What Is New at the UF IRB? IRB Best Practices and Changes to Documents and Templates

The UF Institutional Review Board (IRB) offers three best practices designed to keep your studies and submissions running smoothly.

  1. E-mailing your study participants? Services like REDCap can do so securely.
  2. Need documents stamped by the IRB? Use Microsoft Word or PDFs to keep things moving.
  3. Want to be sure your study is heard at a specific Full Board meeting? Pay close attention to meeting deadline updates.

In addition, UF IRB has recently updated some of its documents. Please be sure to download the latest versions from the IRB Policies, Guidelines, and Guidances webpage and double-check that you are using the most up-to-date copy. Some Smart Forms also have been redesigned. For more information, please see Smart Forms: What does the IRB look for?

IRB Best Practices: E-mailing study participants, documents stamped by the IRB, and Full Board deadlines

  1. E-mailing your study participants? Services like REDCap can do so securely.

Study teams at UF frequently communicate with study subjects via e-mail for things like scheduling appointments, sending out questionnaires, and providing compensation. While using e-mail services like Microsoft Outlook can be convenient, problems may arise when teams need to communicate with multiple participants all at once. Teams often use Outlook’s ‘bcc’ function to communicate with groups of participants all at once, but confidentiality breaches can occur if subjects are ‘cc’d’ instead of ‘bcc’d.’ For this reason, we strongly recommend against sending mass e-mails to study subjects using bcc. The good news is that UF offers a variety of tools, such as REDCap, that can help teams securely communicate with their subjects. If you want to learn more about e-mail and messaging tools for communicating with participants, check out Integrated Risk Management’s Fast Path Solutions.

  1. Need documents stamped by the IRB? Use Microsoft Word or PDFs to keep things moving.

Teams are required to have recruitment materials and informed consent documents stamped by the IRB prior to use, and the IRB stamps hundreds of documents for the UF research community each week. Although we strive to return documents and approval materials to teams in a timely manner, currently our approval team is only able to stamp documents in Microsoft Word (.doc or .docx) format or PDFs. Submitting your documents in Word or PDF format can speed the process of getting things approved!
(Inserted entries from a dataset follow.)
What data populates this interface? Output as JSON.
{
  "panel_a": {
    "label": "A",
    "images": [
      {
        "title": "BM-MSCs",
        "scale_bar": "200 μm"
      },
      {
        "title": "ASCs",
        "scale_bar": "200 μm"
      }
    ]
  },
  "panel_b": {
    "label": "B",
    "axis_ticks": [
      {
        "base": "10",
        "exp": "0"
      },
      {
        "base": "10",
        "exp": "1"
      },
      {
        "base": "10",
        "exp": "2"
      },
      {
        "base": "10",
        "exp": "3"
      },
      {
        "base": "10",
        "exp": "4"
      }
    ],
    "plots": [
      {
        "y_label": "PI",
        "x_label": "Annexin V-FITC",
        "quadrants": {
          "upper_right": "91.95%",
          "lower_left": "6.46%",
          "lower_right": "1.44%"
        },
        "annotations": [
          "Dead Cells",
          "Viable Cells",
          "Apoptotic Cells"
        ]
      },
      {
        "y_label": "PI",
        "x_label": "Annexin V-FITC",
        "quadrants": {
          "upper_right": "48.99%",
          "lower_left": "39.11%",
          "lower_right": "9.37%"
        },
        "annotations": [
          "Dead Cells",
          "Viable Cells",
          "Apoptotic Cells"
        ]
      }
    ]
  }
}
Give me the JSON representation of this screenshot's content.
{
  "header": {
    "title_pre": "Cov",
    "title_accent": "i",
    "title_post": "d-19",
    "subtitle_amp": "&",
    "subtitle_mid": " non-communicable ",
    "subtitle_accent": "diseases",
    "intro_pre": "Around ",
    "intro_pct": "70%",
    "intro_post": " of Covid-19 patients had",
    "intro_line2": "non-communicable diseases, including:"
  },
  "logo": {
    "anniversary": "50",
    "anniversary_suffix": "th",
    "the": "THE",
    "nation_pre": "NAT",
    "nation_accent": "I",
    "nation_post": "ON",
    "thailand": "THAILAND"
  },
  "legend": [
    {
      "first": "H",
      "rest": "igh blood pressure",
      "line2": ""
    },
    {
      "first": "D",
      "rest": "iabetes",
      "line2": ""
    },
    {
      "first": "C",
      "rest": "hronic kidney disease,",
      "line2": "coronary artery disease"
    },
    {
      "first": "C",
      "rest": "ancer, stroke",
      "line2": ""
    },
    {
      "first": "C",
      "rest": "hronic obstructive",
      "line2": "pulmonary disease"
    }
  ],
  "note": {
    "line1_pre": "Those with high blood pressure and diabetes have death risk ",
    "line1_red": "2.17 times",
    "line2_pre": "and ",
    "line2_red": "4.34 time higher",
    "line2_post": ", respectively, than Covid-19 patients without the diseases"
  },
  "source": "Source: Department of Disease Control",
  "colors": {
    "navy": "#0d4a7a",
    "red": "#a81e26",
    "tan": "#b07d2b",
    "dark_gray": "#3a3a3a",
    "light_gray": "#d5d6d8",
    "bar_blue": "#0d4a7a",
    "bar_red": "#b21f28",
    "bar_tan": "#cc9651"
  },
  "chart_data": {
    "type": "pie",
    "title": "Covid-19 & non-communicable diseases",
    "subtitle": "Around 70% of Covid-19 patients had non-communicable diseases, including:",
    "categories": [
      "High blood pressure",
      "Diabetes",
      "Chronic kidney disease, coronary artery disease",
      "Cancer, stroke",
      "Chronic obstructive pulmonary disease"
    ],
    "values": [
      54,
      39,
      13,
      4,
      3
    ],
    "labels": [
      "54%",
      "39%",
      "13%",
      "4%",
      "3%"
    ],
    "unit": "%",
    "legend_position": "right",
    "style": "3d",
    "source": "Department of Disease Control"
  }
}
  1. Want to be sure your study is heard at a specific Full Board meeting? Pay close attention to meeting deadline updates.

IRB staff and reviewers know that time can be at a premium in the research world. To help accommodate our study teams, IRB staff will sometimes bump up studies scheduled for a later Full Board meeting to one happening sooner. However, it’s important to note that Full Board meetings often fill up quickly, which means that there is limited or no room to bump up studies from later meetings. The best way to make sure your study is heard at a given meeting, then, is to make sure the submission is turned into the IRB by the meeting deadline. You can find meeting deadlines on our website: IRB-01 and IRB-02. Although we’ll always do our best to accommodate scheduling requests, it’s not always possible for us to do so, and studies submitted before the deadline have priority for scheduling.